Pour une focaccia encore plus savoureuse, faites infuser votre romarin séché dans l’huile d’olive que vous verserez sur la pâte. Chauffez doucement l’huile avec le romarin dans une petite casserole pendant quelques minutes, sans la faire frire, puis laissez-la refroidir. Filtrez ou non, selon votre goût, avant de l’utiliser. Vous pouvez également ajouter des gousses d’ail écrasées dans l’huile pour une saveur plus intense.

Accords mets vins

Pour accompagner cette focaccia aux parfums de garrigue, optez pour un vin qui évoque le soleil de l’Italie. Un vin blanc sec et aromatique comme un vermentino de Sardaigne ou un pinot grigio du Frioul sera parfait. Leurs notes d’agrumes et leur fraîcheur équilibreront la richesse de l’huile d’olive. Si vous préférez le rouge, choisissez un vin léger et fruité, comme un bardolino de la région du lac de Garde ou un jeune chianti, qui ne masquera pas la délicatesse du romarin.

L’info en plus

La focaccia, dont le nom dérive du latin panis focacius qui signifie « pain cuit dans le foyer », est l’un des pains les plus anciens d’Italie.

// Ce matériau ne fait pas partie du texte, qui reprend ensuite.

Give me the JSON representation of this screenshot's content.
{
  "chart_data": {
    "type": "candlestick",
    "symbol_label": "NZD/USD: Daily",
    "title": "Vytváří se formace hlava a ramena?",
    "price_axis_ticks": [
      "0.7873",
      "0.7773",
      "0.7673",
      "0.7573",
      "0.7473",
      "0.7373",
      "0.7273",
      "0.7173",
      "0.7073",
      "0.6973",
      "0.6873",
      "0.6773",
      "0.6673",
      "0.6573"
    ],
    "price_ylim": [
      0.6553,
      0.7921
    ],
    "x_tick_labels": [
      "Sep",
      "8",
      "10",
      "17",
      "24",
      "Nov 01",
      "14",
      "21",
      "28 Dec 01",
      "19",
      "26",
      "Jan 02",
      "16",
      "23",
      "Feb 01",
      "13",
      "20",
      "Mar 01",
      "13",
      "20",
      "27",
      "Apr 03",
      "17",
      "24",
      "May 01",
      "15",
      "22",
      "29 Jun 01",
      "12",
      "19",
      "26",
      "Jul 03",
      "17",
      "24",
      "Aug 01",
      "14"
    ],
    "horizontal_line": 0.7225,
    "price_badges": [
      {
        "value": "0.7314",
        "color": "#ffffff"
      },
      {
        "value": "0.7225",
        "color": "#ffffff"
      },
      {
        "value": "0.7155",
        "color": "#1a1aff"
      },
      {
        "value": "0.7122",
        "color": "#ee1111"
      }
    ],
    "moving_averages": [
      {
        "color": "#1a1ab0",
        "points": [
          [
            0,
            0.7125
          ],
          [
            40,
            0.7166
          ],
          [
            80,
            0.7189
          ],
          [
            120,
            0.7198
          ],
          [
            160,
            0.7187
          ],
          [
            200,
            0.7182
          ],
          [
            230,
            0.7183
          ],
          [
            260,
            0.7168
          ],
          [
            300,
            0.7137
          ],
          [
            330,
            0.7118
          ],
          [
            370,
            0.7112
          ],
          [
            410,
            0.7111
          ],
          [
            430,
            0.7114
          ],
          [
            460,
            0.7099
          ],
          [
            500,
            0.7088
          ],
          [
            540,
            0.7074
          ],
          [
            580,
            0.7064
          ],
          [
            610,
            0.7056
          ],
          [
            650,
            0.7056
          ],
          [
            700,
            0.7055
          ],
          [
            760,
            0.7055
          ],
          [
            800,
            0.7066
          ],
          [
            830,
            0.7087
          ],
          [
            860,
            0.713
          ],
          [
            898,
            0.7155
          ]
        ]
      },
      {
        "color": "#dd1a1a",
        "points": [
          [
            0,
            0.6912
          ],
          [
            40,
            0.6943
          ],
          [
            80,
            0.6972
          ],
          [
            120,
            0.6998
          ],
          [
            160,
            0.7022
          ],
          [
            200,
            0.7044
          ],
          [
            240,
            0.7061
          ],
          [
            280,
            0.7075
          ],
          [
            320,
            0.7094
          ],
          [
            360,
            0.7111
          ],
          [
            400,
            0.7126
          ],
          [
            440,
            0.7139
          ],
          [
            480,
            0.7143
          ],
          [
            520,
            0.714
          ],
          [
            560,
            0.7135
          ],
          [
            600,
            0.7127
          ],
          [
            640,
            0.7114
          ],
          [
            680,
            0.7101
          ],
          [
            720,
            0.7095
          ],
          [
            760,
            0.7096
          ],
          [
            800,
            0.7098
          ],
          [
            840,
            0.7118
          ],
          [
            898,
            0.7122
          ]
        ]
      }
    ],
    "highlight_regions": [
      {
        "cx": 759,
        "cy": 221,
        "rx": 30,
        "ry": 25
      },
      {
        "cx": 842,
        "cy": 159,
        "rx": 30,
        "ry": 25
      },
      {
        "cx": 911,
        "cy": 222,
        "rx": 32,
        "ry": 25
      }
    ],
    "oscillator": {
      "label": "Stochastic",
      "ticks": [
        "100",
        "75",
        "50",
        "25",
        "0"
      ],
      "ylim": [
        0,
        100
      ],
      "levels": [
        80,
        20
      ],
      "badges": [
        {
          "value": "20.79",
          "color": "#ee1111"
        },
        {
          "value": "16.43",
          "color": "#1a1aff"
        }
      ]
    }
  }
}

Considérée comme l’ancêtre de la pizza, elle était à l’origine un plat simple de paysans et de pêcheurs, notamment en Ligurie, sa région de prédilection. Chaque région italienne possède sa propre version : fine et croustillante, épaisse et moelleuse, salée ou même sucrée. Celle au romarin, la focaccia al rosmarino, reste la plus emblématique, un véritable symbole de la cuisine italienne conviviale et généreuse.